Mid-Hudson Valley, New York. The place to which I first belonged, which belonged to me then in flesh and belongs to me now in memory – memory visual, aural, tactile – was a 165-acre Hudson Valley farm. On the east bank of the river, just north of the village of Croton-on-Hudson, itself some forty miles north of New York City, overlooking the river from the crest of what seemed such a great hill to me then, the farm was no longer worked, but it was kept well.
Willard Brinton, a Quaker from Philadelphia, an engineer by training, owned the property with his wife. We had moved to a house that abutted the farm when I was four years old. Not long after I met two brothers, Mike and Geoff Sutherland – one older, one younger than me. They lived on the farm itself with their parents, who had bought a house from “old man Brinton”, as he was called behind his back. We became explorers and scouts, walking the property’s bounds, exploring hay ricks and caves, skirting the lake where, with our fathers, we would fish while our mothers sat on the steps of the cabin that fronted the lake and drank cheap sherry. We flushed a giant one early fall evening and went running to our fathers to tell them. Having encountered giants themselves when they were young, they did not discount our story, but instead went off in search of him. He was gone by the time we returned.
Ever restless, old man Brinton was always having something done on the property.

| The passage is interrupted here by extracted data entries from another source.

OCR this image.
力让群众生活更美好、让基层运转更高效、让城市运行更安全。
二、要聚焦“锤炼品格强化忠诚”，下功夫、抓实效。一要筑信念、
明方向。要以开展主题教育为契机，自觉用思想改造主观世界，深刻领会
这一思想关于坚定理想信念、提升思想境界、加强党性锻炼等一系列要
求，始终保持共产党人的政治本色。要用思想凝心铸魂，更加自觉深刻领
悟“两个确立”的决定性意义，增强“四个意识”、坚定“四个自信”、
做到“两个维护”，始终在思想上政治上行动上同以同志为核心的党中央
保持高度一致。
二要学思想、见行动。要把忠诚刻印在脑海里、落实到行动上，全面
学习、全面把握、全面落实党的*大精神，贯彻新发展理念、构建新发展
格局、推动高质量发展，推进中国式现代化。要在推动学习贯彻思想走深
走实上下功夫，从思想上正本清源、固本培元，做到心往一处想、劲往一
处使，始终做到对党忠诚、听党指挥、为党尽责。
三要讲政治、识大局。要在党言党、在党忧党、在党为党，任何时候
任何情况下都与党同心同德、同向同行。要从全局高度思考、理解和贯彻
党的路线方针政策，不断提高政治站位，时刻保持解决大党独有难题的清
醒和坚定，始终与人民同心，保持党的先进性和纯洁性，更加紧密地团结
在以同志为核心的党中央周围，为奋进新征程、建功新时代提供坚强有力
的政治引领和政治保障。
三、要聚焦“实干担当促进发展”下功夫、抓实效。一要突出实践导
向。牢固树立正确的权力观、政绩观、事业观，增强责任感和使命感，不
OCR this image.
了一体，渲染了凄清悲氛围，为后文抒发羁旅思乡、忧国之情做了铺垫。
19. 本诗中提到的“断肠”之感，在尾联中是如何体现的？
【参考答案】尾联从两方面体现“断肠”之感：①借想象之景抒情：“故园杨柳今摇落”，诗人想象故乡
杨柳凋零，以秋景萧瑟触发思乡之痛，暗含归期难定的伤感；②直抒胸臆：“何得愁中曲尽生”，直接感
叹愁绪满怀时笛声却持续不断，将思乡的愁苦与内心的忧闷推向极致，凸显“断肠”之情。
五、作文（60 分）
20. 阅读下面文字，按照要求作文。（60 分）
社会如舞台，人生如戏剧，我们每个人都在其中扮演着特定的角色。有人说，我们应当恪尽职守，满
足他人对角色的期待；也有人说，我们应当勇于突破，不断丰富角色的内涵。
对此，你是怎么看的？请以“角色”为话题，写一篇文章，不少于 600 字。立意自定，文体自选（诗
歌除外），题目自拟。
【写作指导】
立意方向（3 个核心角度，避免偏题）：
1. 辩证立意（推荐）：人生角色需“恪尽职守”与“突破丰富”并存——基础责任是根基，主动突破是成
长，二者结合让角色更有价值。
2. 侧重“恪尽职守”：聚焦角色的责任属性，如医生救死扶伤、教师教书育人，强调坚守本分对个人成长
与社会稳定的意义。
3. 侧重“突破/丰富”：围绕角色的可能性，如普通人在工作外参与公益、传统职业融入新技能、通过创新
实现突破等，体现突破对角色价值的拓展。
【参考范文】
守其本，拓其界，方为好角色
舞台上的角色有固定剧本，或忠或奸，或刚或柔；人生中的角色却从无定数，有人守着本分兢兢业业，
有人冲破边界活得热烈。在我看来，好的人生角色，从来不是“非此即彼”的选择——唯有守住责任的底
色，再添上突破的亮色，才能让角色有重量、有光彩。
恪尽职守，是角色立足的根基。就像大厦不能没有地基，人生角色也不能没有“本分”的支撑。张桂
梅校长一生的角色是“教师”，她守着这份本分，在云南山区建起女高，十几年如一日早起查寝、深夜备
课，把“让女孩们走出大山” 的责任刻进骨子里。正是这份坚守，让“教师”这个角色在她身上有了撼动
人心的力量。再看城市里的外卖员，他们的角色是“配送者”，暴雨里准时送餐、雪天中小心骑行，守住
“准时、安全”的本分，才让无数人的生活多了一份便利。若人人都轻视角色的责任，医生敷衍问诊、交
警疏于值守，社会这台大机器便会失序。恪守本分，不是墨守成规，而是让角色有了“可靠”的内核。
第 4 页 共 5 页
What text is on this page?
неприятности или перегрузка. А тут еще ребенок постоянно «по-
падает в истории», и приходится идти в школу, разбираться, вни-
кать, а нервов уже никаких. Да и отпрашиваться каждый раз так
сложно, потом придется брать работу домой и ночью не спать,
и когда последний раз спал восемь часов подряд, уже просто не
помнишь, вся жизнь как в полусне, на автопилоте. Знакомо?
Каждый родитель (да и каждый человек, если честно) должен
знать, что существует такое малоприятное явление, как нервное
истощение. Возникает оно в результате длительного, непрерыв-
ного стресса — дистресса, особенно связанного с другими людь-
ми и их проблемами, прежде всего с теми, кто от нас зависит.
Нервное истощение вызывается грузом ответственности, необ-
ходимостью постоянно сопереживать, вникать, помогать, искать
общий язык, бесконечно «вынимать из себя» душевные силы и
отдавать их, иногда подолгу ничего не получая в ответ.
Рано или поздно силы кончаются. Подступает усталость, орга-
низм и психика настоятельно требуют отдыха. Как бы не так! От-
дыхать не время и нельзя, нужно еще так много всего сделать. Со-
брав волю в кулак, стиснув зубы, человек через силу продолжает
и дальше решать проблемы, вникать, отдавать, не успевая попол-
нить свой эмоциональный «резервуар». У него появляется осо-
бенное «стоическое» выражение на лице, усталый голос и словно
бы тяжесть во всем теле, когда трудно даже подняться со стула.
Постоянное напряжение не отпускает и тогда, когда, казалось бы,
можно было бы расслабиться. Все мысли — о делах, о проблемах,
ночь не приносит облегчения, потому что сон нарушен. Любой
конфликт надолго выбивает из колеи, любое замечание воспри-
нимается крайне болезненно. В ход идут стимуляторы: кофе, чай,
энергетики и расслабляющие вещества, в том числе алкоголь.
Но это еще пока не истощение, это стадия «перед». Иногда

One of the greatest of his works was a series of cascading ponds, formed by building a series of small dams on the stream that ran through the property and down into the Hudson. One was fitted with a diving board. There we swam, trying hard to jump on each other as we ran off the board. One day we spotted a huge snapping turtle in one of the upper ponds. “Big Mike”, my friends’ father, was able to lift it from the edge of a pond into a 55-gallon barrel filled with water. I don’t know why it deserved such confinement. We knew it could be dangerous to us, but his pond was not where we swam.